26 September 2013, News Wires – Greenpeace has vowed to appeal 60-day detentions handed down by a Russian court to most of the activists involved in last week’s attempted boarding of an oil platform in the Arctic.
28 protestors, a freelance photographer and a freelance videographer from 18 different countries appeared in Lenin district court in Murmansk, according to BBC reports and updates from the environmental campaign group.
22 of those who appeared in court were detained for two months pending an investigation into piracy charges, while eight were detained for three days pending a new hearing, the group said.
Greenpeace International said it would “lodge an appeal seeking the immediate release of those detained”.

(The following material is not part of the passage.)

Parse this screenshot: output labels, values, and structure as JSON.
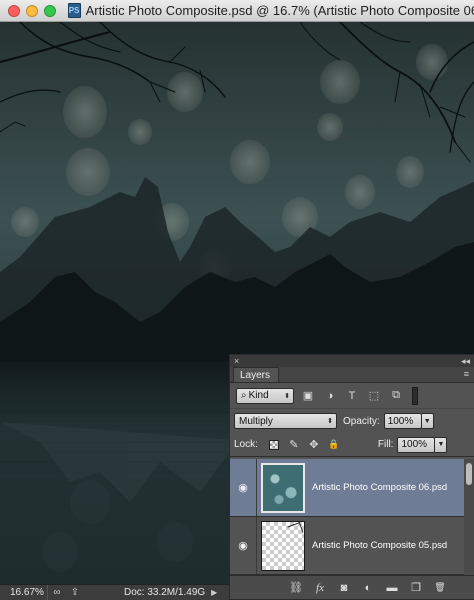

Greenpeace International executive director Kumi Naidoo said the activists’ actions were justified by what he called “the abject failure of governments around the world to protect their people from the threat of climate change”.
“The Arctic is melting before our eyes, and these brave activists stand in defiance of those who wish to exploit this unfolding crisis to drill for more oil,” he said.
The activists were rounded up by armed Russian security officers who stormed their vessel Arctic Sunrise after last week’s abortive effort to scale the Prirazlomnaya platform at the Gazprom Neft Shelf-operated Prirazlomnoye oilfield in the Pechora Sea, due to be brought online later this year.
The Dutch-registered vessel was subsequently towed to Murmansk, with Russian prosecutors looking to press charges of piracy against the activists.
The group is arguing that potential piracy charges are unjustified and that Russian special forces boarded its vessel illegally.
While President Vladimir Putin has conceded the campaigners “are obviously not pirates”, he insisted they were still in violation of international law despite claims by the environmental group it was a peaceful protest and that its ship was illegally boarded by the Russians while in international waters.
The charge of piracy reportedly carries a prison term of up to 15 years in Russia.
Greenpeace’s general counsel Jasper Teulings has said that “piracy laws do not apply to safe and peaceful protests”.
An investigator at the hearing was tweeted as saying the activists had “the purpose of seizing property with the threat of violence”.
Greenpeace said that all the activists had now been questioned in the presence of lawyers, having earlier been allegedly denied access to legal counsel while being held on the vessel.
Meanwhile, Dutch Foreign Minister Frans Timmermans is said by the group to have demanded that the Russian authorities release the vessel and its detained crew, or face possible legal action that is being considered by his government.